For some, the arguments seemingly never stop, and both parties eventually find themselves asking, “How did we get here?”
1. Not pursuing oneness in their finances. The Bible teaches us that we are pursue oneness in all areas of our marriage, including finances. In marriage, her money is his money, and his money is her money. It is no longer, “mine” and “yours.” It is “ours,” income, expenses, and all. So where money often divides a marriage, newlyweds should intentionally seek to make finances a point of unity.
2. Not learning their spouse’s money personality. You grew up with little. She grew up with much. We all have past experiences with money (our money story). The combination of our money story and our own, natural personality creates our money personality. In The Marriage Challenge, I identified four money personalities—Spender, Saver, Investor, and Ignorer. Each has their strengths and weaknesses. Learning your spouse’s money personality can help you understand the reasoning behind their view on money and create empathy instead of animosity toward one another.
3. Not setting money goals. If you choose to make finances a point of unity, you must agree on where you are going. What are your money goals? Do you want to increase your generosity? How much should you save? Setting your money goals together can be fun and provides a guide for current and future money decisions.
4. Not creating a budget. How are you going to achieve your money goals? You need a plan. And that’s exactly what a budget is. A budget details how you plan to achieve your goals. As newlyweds, now is the perfect time to start one.
5. Not determining money responsibilities. Who does what? If neither claims responsibility to pay the bills, keep track of the budget, or take care of the taxes, you will end it up in a financial and relational mess. The money in your bank account will decrease and the tension in your young marriage will rise. So take some time and figure out who is tasked with different money responsibilities.

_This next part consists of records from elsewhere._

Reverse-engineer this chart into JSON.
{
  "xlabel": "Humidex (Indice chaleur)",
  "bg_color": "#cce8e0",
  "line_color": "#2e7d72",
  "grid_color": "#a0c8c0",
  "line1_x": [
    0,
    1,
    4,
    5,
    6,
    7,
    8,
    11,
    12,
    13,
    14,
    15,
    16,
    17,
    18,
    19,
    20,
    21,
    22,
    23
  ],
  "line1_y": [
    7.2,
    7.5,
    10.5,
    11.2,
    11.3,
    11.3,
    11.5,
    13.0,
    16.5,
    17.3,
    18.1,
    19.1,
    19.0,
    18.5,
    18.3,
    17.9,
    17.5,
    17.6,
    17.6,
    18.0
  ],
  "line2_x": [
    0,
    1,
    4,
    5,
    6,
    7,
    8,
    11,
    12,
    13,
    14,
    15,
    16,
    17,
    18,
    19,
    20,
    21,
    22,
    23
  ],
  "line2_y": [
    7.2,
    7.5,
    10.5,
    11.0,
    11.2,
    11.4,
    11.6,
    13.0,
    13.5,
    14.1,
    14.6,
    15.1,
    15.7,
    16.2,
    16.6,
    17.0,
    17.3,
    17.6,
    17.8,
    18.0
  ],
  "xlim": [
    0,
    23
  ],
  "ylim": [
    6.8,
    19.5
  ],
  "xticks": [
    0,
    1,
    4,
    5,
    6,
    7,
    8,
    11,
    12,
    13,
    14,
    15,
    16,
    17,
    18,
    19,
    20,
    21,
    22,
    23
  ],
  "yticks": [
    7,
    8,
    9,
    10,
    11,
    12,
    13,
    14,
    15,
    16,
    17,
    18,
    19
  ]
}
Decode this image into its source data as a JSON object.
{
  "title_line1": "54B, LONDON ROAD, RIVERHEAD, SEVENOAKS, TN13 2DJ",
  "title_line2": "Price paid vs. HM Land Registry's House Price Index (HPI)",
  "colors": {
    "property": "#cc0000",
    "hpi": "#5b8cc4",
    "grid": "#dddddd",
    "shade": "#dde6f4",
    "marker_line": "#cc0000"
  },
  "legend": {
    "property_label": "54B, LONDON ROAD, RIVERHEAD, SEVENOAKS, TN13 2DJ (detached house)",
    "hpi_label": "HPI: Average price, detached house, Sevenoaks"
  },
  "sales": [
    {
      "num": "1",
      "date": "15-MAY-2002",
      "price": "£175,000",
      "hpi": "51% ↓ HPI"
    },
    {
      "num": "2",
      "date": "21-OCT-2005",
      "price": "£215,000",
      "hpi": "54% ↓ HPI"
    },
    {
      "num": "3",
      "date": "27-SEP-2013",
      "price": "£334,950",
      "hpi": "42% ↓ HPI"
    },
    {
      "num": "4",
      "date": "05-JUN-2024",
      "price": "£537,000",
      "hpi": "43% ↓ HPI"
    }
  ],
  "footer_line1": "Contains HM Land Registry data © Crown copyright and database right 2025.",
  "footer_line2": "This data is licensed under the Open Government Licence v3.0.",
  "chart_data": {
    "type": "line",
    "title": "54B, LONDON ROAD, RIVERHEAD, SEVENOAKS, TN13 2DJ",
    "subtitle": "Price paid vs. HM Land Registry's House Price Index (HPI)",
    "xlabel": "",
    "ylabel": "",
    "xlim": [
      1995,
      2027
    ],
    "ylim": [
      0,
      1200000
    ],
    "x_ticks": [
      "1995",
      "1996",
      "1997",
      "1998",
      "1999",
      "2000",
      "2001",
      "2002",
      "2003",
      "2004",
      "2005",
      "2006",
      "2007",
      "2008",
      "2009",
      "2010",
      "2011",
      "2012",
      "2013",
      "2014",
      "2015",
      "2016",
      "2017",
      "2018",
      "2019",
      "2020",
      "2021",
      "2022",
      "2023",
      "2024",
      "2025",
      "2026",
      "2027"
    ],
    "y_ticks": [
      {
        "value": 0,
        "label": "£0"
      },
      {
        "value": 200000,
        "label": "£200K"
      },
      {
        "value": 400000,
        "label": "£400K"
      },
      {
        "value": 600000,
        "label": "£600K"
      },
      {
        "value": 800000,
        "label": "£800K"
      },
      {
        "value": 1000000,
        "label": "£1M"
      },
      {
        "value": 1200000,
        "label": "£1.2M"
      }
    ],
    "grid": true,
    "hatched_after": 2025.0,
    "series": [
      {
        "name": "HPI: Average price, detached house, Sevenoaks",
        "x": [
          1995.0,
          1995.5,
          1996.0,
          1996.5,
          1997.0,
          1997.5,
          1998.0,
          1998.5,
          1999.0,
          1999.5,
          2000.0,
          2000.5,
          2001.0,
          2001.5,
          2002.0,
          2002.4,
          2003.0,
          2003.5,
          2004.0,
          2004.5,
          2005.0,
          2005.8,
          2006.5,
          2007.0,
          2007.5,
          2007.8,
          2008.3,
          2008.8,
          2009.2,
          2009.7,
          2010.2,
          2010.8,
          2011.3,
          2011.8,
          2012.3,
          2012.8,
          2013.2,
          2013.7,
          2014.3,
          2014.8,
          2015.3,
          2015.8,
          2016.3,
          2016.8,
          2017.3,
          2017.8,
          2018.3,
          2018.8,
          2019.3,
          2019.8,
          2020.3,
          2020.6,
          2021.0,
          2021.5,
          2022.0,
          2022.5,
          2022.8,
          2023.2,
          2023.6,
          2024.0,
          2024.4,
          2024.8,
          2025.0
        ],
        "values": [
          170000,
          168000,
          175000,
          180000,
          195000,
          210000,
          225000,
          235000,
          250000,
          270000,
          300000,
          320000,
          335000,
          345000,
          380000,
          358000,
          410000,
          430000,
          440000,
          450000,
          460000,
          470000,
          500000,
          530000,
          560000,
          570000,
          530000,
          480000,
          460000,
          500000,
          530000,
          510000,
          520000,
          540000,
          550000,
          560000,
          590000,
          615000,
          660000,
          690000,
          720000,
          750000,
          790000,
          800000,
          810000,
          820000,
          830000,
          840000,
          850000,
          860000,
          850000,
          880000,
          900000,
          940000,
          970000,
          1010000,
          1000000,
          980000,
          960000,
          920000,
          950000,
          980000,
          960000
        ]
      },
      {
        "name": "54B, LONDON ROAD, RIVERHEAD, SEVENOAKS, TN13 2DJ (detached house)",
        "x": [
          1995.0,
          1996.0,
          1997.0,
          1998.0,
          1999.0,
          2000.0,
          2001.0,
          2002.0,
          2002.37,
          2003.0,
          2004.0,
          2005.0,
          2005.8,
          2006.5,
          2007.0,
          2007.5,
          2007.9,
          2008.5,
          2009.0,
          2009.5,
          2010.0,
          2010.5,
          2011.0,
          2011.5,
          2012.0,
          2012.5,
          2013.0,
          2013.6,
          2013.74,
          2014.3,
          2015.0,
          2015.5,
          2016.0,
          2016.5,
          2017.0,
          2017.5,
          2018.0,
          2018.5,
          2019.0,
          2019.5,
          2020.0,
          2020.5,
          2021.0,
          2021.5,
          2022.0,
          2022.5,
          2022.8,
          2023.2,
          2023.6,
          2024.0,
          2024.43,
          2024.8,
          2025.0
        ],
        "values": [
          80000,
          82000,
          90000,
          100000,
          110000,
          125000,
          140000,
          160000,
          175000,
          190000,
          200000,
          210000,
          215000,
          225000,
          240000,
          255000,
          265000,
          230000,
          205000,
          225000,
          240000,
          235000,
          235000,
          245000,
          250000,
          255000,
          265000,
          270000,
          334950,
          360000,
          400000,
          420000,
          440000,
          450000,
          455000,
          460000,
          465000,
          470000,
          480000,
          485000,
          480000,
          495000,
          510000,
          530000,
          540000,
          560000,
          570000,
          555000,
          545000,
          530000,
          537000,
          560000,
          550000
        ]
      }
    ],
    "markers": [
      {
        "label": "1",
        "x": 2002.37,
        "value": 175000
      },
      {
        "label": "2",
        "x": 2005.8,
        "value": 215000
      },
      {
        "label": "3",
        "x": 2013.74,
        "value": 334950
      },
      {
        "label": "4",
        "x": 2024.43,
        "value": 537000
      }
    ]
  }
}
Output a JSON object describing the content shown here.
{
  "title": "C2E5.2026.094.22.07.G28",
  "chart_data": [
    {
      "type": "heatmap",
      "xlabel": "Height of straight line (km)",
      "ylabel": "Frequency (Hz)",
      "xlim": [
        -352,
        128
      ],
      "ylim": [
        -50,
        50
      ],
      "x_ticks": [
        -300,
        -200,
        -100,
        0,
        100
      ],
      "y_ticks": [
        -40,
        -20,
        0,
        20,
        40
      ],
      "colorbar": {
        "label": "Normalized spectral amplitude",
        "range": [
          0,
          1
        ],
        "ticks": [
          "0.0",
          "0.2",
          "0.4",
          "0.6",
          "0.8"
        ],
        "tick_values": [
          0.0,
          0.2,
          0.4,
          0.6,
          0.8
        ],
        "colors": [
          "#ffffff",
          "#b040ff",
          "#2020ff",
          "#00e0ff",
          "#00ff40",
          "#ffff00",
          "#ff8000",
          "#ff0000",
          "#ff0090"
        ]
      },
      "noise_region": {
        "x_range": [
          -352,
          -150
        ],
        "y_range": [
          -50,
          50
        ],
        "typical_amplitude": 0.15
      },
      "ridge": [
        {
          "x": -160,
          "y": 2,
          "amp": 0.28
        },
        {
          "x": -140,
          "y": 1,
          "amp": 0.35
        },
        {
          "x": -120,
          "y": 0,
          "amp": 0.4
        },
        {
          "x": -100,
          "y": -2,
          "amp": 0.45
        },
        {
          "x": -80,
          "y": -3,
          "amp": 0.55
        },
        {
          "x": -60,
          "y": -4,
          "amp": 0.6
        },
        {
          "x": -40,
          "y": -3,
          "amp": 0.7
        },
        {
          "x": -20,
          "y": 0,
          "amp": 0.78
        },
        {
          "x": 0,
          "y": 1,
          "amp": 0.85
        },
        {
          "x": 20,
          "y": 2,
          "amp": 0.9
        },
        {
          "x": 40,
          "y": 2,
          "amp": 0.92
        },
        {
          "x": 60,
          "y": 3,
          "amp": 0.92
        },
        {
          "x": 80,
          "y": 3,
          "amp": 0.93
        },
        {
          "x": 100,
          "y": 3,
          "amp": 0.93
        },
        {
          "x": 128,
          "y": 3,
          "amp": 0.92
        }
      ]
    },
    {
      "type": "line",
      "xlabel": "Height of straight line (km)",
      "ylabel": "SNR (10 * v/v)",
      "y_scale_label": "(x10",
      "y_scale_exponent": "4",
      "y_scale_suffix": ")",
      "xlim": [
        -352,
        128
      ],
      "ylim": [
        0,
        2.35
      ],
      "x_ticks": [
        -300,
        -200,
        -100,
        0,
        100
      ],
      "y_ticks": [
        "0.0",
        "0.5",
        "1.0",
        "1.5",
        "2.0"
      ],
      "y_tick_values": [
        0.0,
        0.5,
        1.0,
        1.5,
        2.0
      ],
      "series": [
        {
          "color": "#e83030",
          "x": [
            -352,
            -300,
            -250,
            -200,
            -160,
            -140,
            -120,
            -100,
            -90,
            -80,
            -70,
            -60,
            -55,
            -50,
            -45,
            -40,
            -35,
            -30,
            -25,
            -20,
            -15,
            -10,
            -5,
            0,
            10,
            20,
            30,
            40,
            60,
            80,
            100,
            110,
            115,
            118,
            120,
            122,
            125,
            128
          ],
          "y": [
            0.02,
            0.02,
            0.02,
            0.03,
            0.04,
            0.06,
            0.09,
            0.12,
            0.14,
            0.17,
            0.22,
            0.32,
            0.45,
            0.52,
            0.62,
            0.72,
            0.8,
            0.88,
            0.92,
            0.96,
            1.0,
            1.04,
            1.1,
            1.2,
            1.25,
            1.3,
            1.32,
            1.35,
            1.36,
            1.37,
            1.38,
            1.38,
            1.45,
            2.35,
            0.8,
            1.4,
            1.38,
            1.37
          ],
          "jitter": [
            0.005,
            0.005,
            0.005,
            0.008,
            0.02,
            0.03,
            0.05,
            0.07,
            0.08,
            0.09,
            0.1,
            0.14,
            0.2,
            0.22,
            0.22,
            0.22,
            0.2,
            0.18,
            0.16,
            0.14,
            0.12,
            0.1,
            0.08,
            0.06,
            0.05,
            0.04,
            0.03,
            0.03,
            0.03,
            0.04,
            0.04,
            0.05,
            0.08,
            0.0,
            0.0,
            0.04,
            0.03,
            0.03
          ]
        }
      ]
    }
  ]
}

6. Not communicating about money. Many arguments arise due to a lack of communication. This will be true in all areas of your marriage, including money. Talk about purchases. If it looks like you are going to spend more on a particular item, let your spouse know. Keeping each other in the loop reduces unwanted surprises and arguments.

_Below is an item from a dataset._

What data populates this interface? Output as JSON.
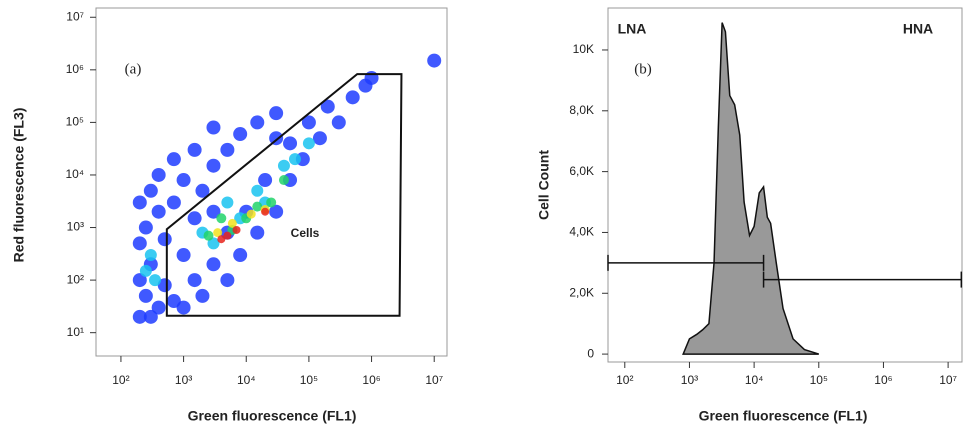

7. Hiding money, purchases, or debt from their spouse. Be transparent. The fallout from hiding money, purchases, or debt from your spouse can be significant. If you haven’t allowed your spouse to see all of your accounts, do it now. The longer you keep these things in the dark, the more significant the outcome will be. From the start of your marriage, be truthful, even when it’s painful to do so.
God has designed your marriage for oneness. So pursue oneness in all areas of the relationship, including finances.